Nutty Gulab Jamun (sweet dumplings in syrup)2013-09-02
- Yield : 40
- Servings : 10
- Prep Time : 60m
- Cook Time : 20m
- Ready In : 1:20 h
- Ingredients for dough:
- 300g milk powder
- 100g Self Raising flour
- 1 teaspoon bicarbonate of soda
- 1 tablespoon ground almonds
- 1 tablespoon – ground pistachio nuts
- pinch of salt
- 5 dessertspoons melted butter
- 5 dessertspoons plain yogurt
- 1/2 cup or less milk
- Sugar Syrup:
- 500g sugar
- 2 cups water
- whole spices to infuse the syrup (optional)
- 1 or 2 dessertspoon strawberry essence
- Oil for deep frying
In a bowl mix all of the dough ingredients but being careful not to add all the milk at once. The dough needs to be the consistency that you can shape into a ball without it being sticky to handle. Start with half the milk then feel a small part of the dough and check by rolling it into a ball and if it breaks apart then extra milk is needed to bind it together. The best dough will be the one that doesn’t crack, break or crumble when you roll it in the palm of your hand. Once you have determined that the dough is the right consistency then start rolling it into little balls weighing roughly 15g each. This recipe quantity should make approximately 40 balls. The balls will expand a little when being deep fried and even more so when it soaks up the sweet syrup in the final process.

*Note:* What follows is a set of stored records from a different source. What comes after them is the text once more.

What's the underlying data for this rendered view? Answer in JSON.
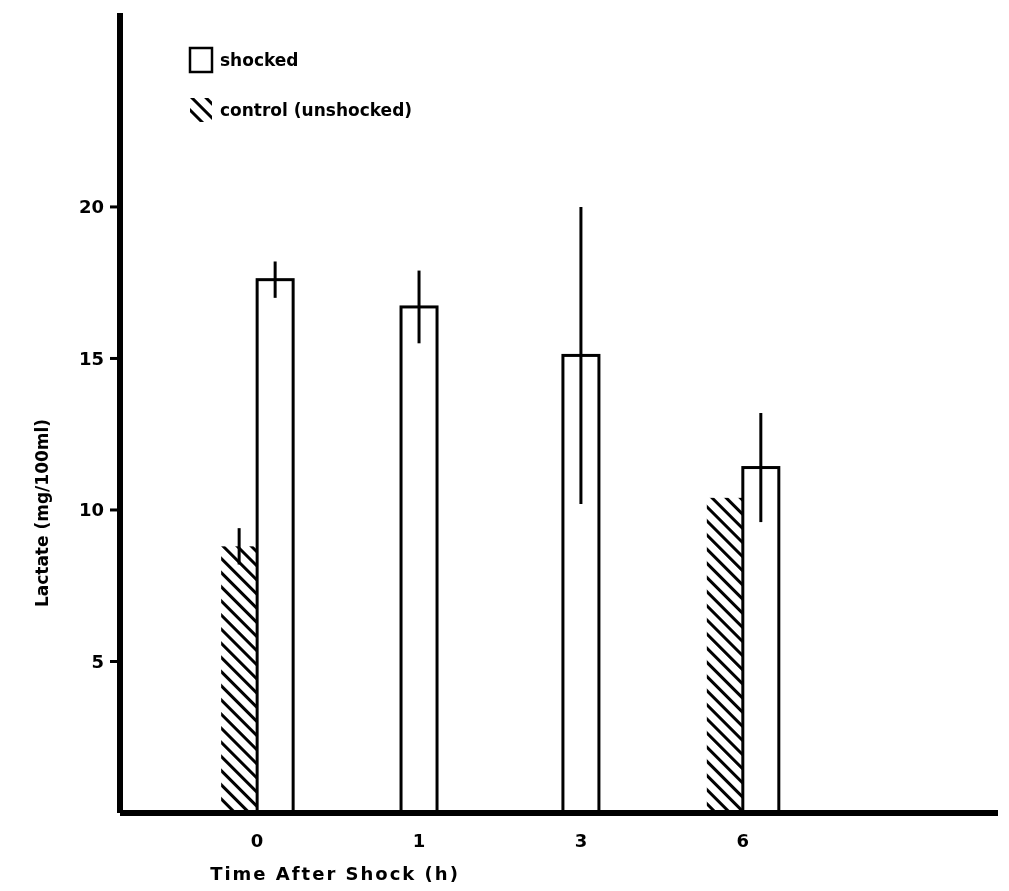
{
  "chart_data": {
    "type": "bar",
    "xlabel": "Time After Shock (h)",
    "ylabel": "Lactate (mg/100ml)",
    "categories": [
      "0",
      "1",
      "3",
      "6"
    ],
    "series": [
      {
        "name": "control (unshocked)",
        "color": "#000000",
        "values": [
          8.8,
          null,
          null,
          10.4
        ],
        "errors": [
          0.6,
          null,
          null,
          null
        ]
      },
      {
        "name": "shocked",
        "color": "#ffffff",
        "values": [
          17.6,
          16.7,
          15.1,
          11.4
        ],
        "errors": [
          0.6,
          1.2,
          4.9,
          1.8
        ]
      }
    ],
    "ylim": [
      0,
      26.4
    ],
    "yticks": [
      5,
      10,
      15,
      20
    ],
    "legend": "top left",
    "grid": false
  }
}
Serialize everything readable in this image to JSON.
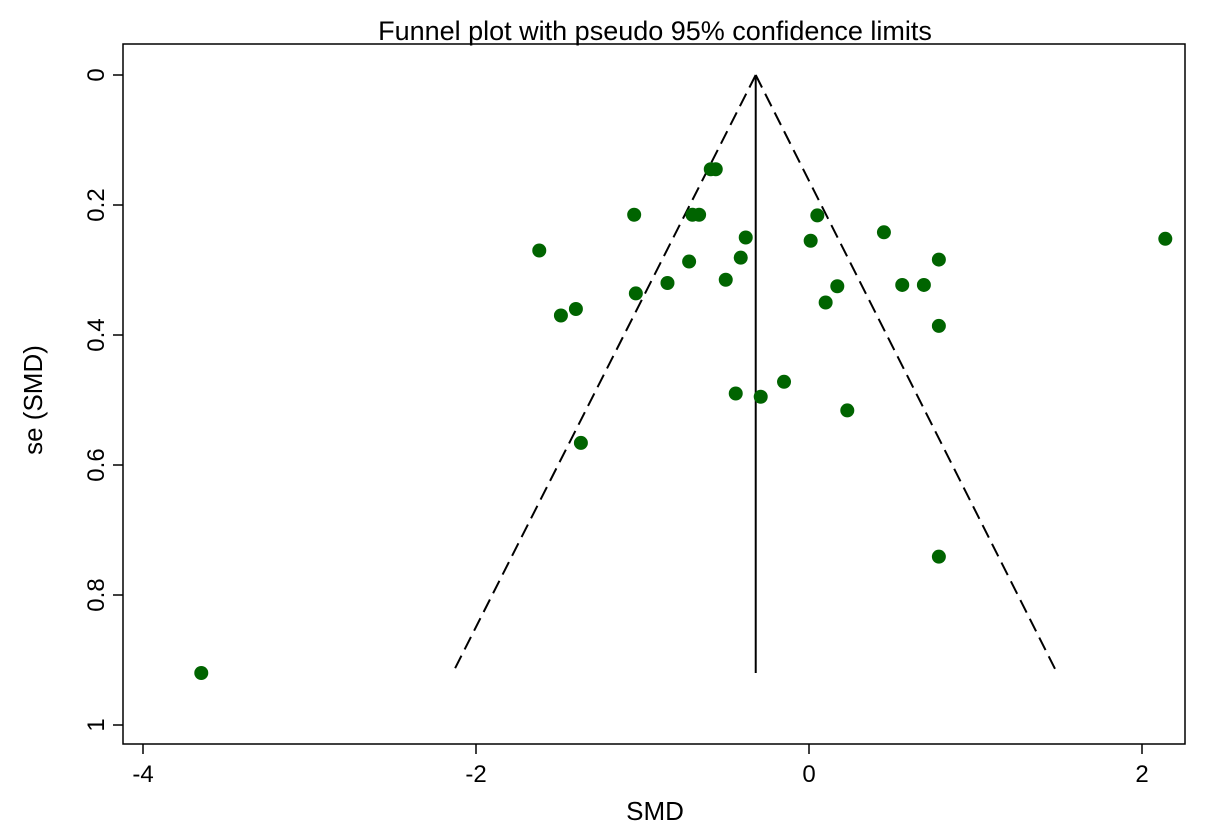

When all the balls are ready for frying you could either let them rest in the fridge or simply have a deep pan of good quality oil ready for deep frying. The oil temperature for frying needs to be on a medium to low heat because any hot temperature will burn the mixture making them black without even cooking them inside. Test a small ball to see how it comes out before starting on the others. Each batch should take roughly 3 minutes to cook and the colour should be a deep golden brown to light brown but no darker. Once a batch of balls are cooked scoop them out with a draining spoon and place them into a colander lined with a paper towel in order to drain any surplus oil.
In another pan boil the water and sugar then simmer for 5 minutes, boil with spices of your choice if preferred. When ready let the mixture cool slightly then arrange the cooked gulab jamun balls in a serving dish. Remove all of the used spices if you used any and then add the flavour essence, mix well then pour the syrup over the gulab jamun balls and let them absorb the syrup for at least 2 hours or overnight. If you like serve the gulab jamun with a sprinkling of ground pistachios or ground spices.
Variations and My Story
Traditionally Gulab Jamun are a Northern Indian dessert. The introduction to this sweet comes from my father’s heritage. I felt it was fitting for me to make this dessert on Father’s Day celebration to honour him. Plus my Stephen has such a sweet tooth that he couldn’t wait to try it when he heard that I was going to make it. This however is my ‘fusion version’ of adding a few things to the Gulab Jamun balls that are not necessarily in a traditional version. The name Gulab means ‘Rose’, as in the flower rose hence the rosewater, and traditionally cardamom and cinnamon would be used too. I liked the idea of using strawberry essence instead of rosewater in my sugar syrup. I hope my father would be proud that I have combined the East with the West to also celebrate my family’s own mixture of cultures.